Moved the fermenter from the homemade cooling chamber into the new frigedeezer. For now, just gonna hang the temp sensor between the door and the body so I can push it up into the thermowell. The move wasn't as bad as anticipated because the missus helped me by keeping the stand under the fermenter in the move. Worst part was that silly me put it in the freezer with the TC well in the back, didn't I? So, had to take it back out (because the handle won't let it spin in the freezer) to turn it around. Probe in, freezer running, ITC-1000F waiting to see what happens. Already dropped the temp from 67.7 to 67.6 in less than 5 minutes. No more totin' ice.
Hard to see, but the airlock sticks up above the internal temp controller bracket, so I had to take that off to put the fermenter in the freezer. 20 minutes later, and the temp is already down to 65.6F from 67.8. So, maybe money well spent on the freezer. I may have to reconsider turning the freezer on full tilt. Not sure how cold the ambient is gonna get in there meaning how much undershoot I'm gonna get. I can tweak a lotta things to fix that now, though. This batch will definitely get renamed to Frankenbeer if it survives all the disturbances I've given it. It's taken a beating on temperature and been bumped around a little, too. A little agitation, but I don't think any sloshing or aerating. Hoping it still had enough CO2 in the headspace to prevent any problems with critters going in while I had the airlock off.
Now, to look up fittings and stuff to put on that lid so I can try to push the beer out the bottom and into the bottling bucket .... The FF7.9 isn't pressure rated, so I dare not put more than a couple PIS on it. I'm not too concerned about the valve or it's attachment to the bottom, but I won't be impressed if it blows the lid off or breaks it. Worst I can do is break it, best I can do is force fermented beer to go where I want without aeration. Any recommendations on a good C02 regulator, spunding valve rig, and source for line parts? Come to think of it, my stepson (who got me started with this) has a tank and regulator. Might borrow his for a while. He isn't brewing much, and I'm pretty sure he has most everything needed for kegging, too. Might borrow his stuff and pay him back with some beer.

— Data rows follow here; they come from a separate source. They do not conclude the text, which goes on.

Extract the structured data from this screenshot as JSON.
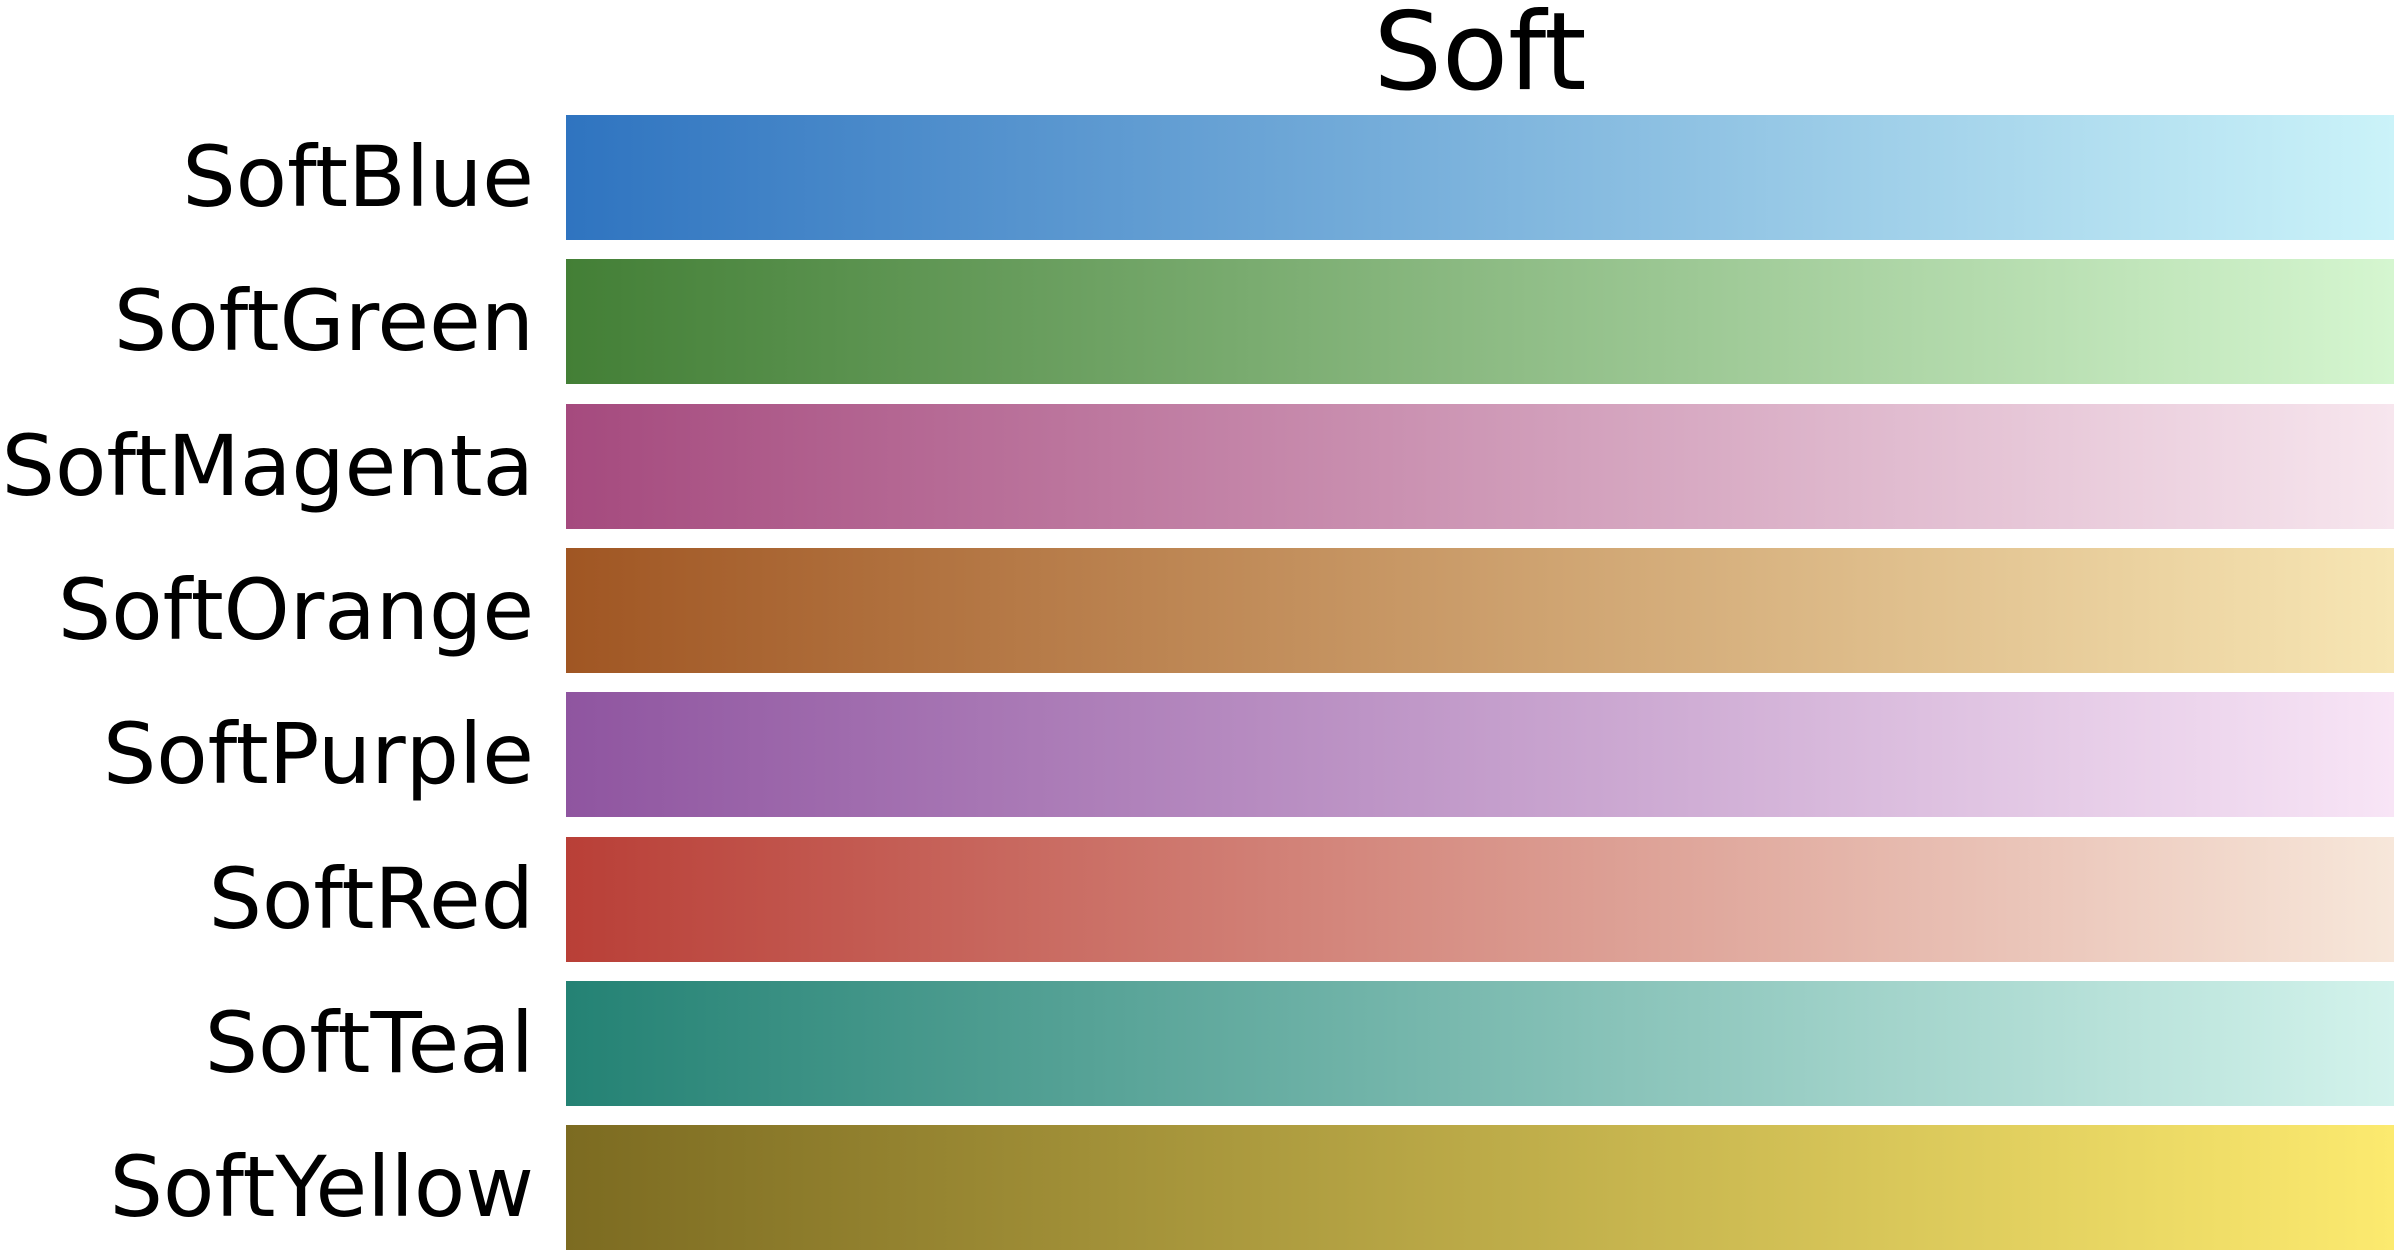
{
  "chart_data": {
    "type": "heatmap",
    "title": "Soft",
    "rows": [
      {
        "label": "SoftBlue",
        "colors": [
          "#2f74c0",
          "#cbf3f9"
        ]
      },
      {
        "label": "SoftGreen",
        "colors": [
          "#437f36",
          "#d5f6d0"
        ]
      },
      {
        "label": "SoftMagenta",
        "colors": [
          "#a54a7e",
          "#f7e6ee"
        ]
      },
      {
        "label": "SoftOrange",
        "colors": [
          "#a05623",
          "#f7e6b4"
        ]
      },
      {
        "label": "SoftPurple",
        "colors": [
          "#8f55a0",
          "#f8e5f6"
        ]
      },
      {
        "label": "SoftRed",
        "colors": [
          "#b93f37",
          "#f7e7da"
        ]
      },
      {
        "label": "SoftTeal",
        "colors": [
          "#248274",
          "#d3f3ec"
        ]
      },
      {
        "label": "SoftYellow",
        "colors": [
          "#7c6b21",
          "#fcea6f"
        ]
      }
    ]
  }
}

No problem. The recipe is a simple extra pale ale with a single malt and single hop in 2 boil additions. Pick your favorite malt and hop and decide how bitter you want it. I wanna say you prefer a less bitter beer? This one comes out around 30 IBUs (theoretically)
30 is actually a good number for me, if the hops are bringing something else to the party other than just plain bitterness. I'll even range up into the 40s in a stout if it's got some other fun for the tongue. But, you're right, I don't drink beer because I like bitter things. I tend to avoid using specialty flavor hops for bittering because Warrior (16 AAU) is so cheap and it doesn't take much of it (less sludge after the boil). Too much of it, though, and the beer tastes like I just mowed the lawn.

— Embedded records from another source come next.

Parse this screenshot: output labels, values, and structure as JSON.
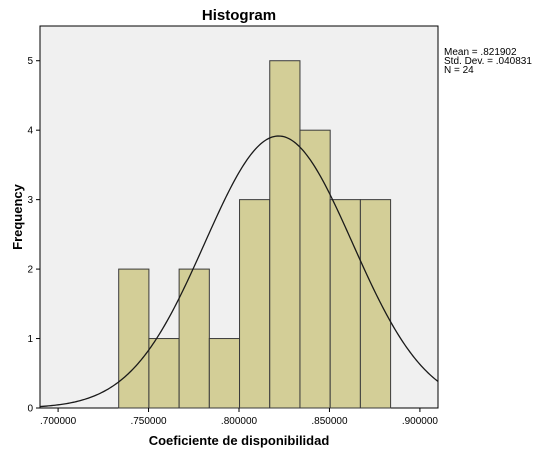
{
  "chart_data": {
    "type": "histogram",
    "title": "Histogram",
    "xlabel": "Coeficiente de disponibilidad",
    "ylabel": "Frequency",
    "xlim": [
      0.69,
      0.91
    ],
    "ylim": [
      0,
      5.5
    ],
    "x_ticks": [
      0.7,
      0.75,
      0.8,
      0.85,
      0.9
    ],
    "x_tick_labels": [
      ".700000",
      ".750000",
      ".800000",
      ".850000",
      ".900000"
    ],
    "y_ticks": [
      0,
      1,
      2,
      3,
      4,
      5
    ],
    "y_tick_labels": [
      "0",
      "1",
      "2",
      "3",
      "4",
      "5"
    ],
    "bin_width": 0.0167,
    "bins": [
      {
        "start": 0.7335,
        "end": 0.7502,
        "count": 2
      },
      {
        "start": 0.7502,
        "end": 0.7669,
        "count": 1
      },
      {
        "start": 0.7669,
        "end": 0.7836,
        "count": 2
      },
      {
        "start": 0.7836,
        "end": 0.8003,
        "count": 1
      },
      {
        "start": 0.8003,
        "end": 0.817,
        "count": 3
      },
      {
        "start": 0.817,
        "end": 0.8337,
        "count": 5
      },
      {
        "start": 0.8337,
        "end": 0.8504,
        "count": 4
      },
      {
        "start": 0.8504,
        "end": 0.8671,
        "count": 3
      },
      {
        "start": 0.8671,
        "end": 0.8838,
        "count": 3
      }
    ],
    "normal_curve": {
      "mean": 0.821902,
      "sd": 0.040831,
      "n": 24
    },
    "stats_lines": [
      "Mean = .821902",
      "Std. Dev. = .040831",
      "N = 24"
    ],
    "colors": {
      "plot_bg": "#f0f0f0",
      "bar_fill": "#d3ce97",
      "bar_stroke": "#3a3a3a",
      "curve": "#1a1a1a"
    },
    "grid": false,
    "legend": "none"
  }
}
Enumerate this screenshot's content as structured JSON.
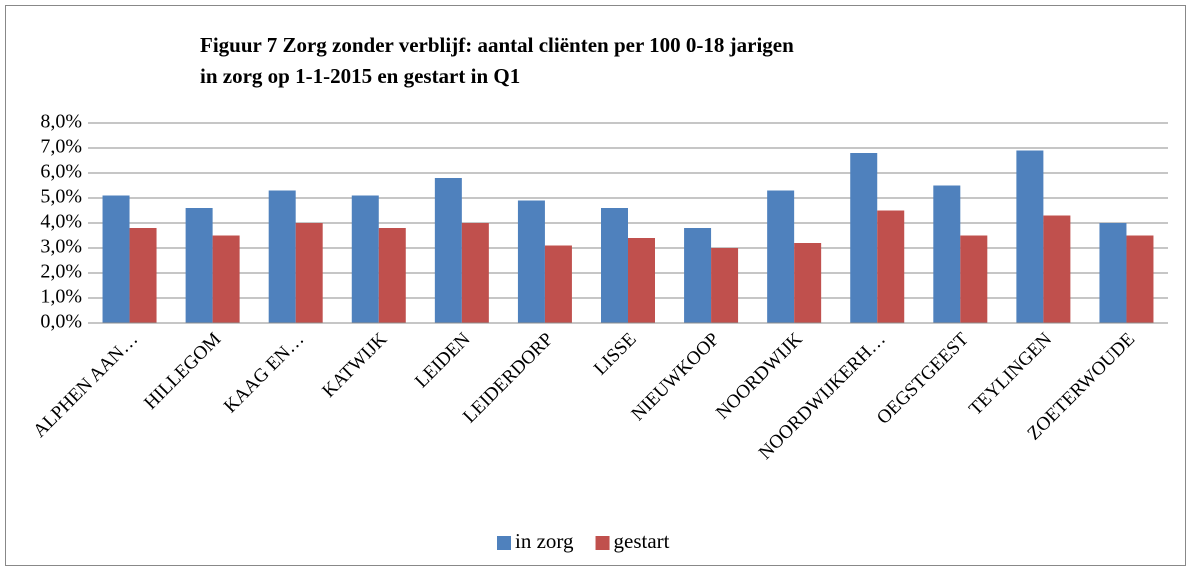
{
  "chart_data": {
    "type": "bar",
    "title": [
      "Figuur 7 Zorg zonder verblijf: aantal cliënten per 100 0-18 jarigen",
      "in zorg op 1-1-2015 en gestart in Q1"
    ],
    "categories": [
      "ALPHEN AAN…",
      "HILLEGOM",
      "KAAG EN…",
      "KATWIJK",
      "LEIDEN",
      "LEIDERDORP",
      "LISSE",
      "NIEUWKOOP",
      "NOORDWIJK",
      "NOORDWIJKERH…",
      "OEGSTGEEST",
      "TEYLINGEN",
      "ZOETERWOUDE"
    ],
    "series": [
      {
        "name": "in zorg",
        "color": "#4f81bd",
        "values": [
          5.1,
          4.6,
          5.3,
          5.1,
          5.8,
          4.9,
          4.6,
          3.8,
          5.3,
          6.8,
          5.5,
          6.9,
          4.0
        ]
      },
      {
        "name": "gestart",
        "color": "#c0504d",
        "values": [
          3.8,
          3.5,
          4.0,
          3.8,
          4.0,
          3.1,
          3.4,
          3.0,
          3.2,
          4.5,
          3.5,
          4.3,
          3.5
        ]
      }
    ],
    "ylim": [
      0,
      8
    ],
    "yticks": [
      {
        "value": 0,
        "label": "0,0%"
      },
      {
        "value": 1,
        "label": "1,0%"
      },
      {
        "value": 2,
        "label": "2,0%"
      },
      {
        "value": 3,
        "label": "3,0%"
      },
      {
        "value": 4,
        "label": "4,0%"
      },
      {
        "value": 5,
        "label": "5,0%"
      },
      {
        "value": 6,
        "label": "6,0%"
      },
      {
        "value": 7,
        "label": "7,0%"
      },
      {
        "value": 8,
        "label": "8,0%"
      }
    ],
    "grid": true,
    "legend": "bottom"
  }
}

This sounds like a good way to individually sample hops, malts, and yeasts to try different things, then put adjuncts in to make a specialty beer. Thanks for your malt foundation research. I may give these a go and perhaps just try different hops in the one I like best until I find the hops I like best, then repeat with that foundation to find the yeast I like best. Got some brewing to do, darn it.